# Down the Maine coast with the 35L.



## o hey tyler (May 18, 2012)

In a spur of the moment decision, my friend who is just getting into photography decides that we should take a cruise down the Maine coast in his Audi. Can I complain? Of course not. So, I grabbed the 5D2, and the 35L and decided to limit myself to that for today. Wasn't going for any amazing captures, just a good time. And a good time was had. Got fried haddock sandwiches while we were out, and stopped by a nice public walking path down in an area called Ocean Point (I believe). I really do have a love affair going with this 35L. The color rendition is just so pleasing, and it performs well under many different circumstances, even in direct sunlight.  Here are some of the images I got today. 

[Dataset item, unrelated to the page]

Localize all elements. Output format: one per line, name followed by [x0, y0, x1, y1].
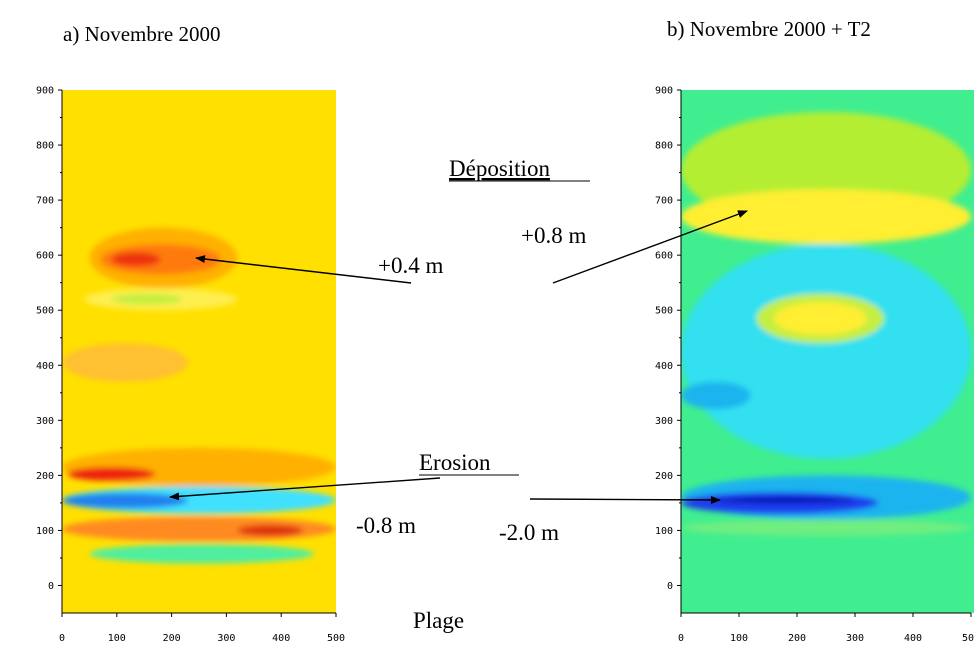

This is Maine, and this is really how people pronounce things. 






Yeah, I'd live here. 






And then I took one back at home with the 85/1.4 just for the shats and gigs. 






It was a good day, and I enjoyed showing my friend the photographic ropes. He has a D3100/Kit lens combo, but I think he got smacked in the face with a photo bug today, and he's all about getting more glass now. I've made another convert, methinks.


----------



## Compaq (May 19, 2012)

The house shot is pretty epic. I also like the fence shot, for some reason 

Looks like a fun day :thumbsup:


----------



## Derrel (May 19, 2012)

Good post Tyler! The Centah of Attention...amusing store name,well worth a snap. I also liked Tony's Pizzeria, and the two portraits of your photo excursion buddy.


----------



## Compaq (May 19, 2012)

Forgot to add: your buddy seems to have nice skin. Does he wet shave?

(jk, no need to answer that  )


----------



## o hey tyler (May 19, 2012)

Compaq said:


> Forgot to add: your buddy seems to have nice skin. Does he wet shave?
> 
> (jk, no need to answer that  )



I think he actually slathers Nair all over his face, and then uses Bengay as aftershave. 


Jay Kay, I have no clue. Haha


----------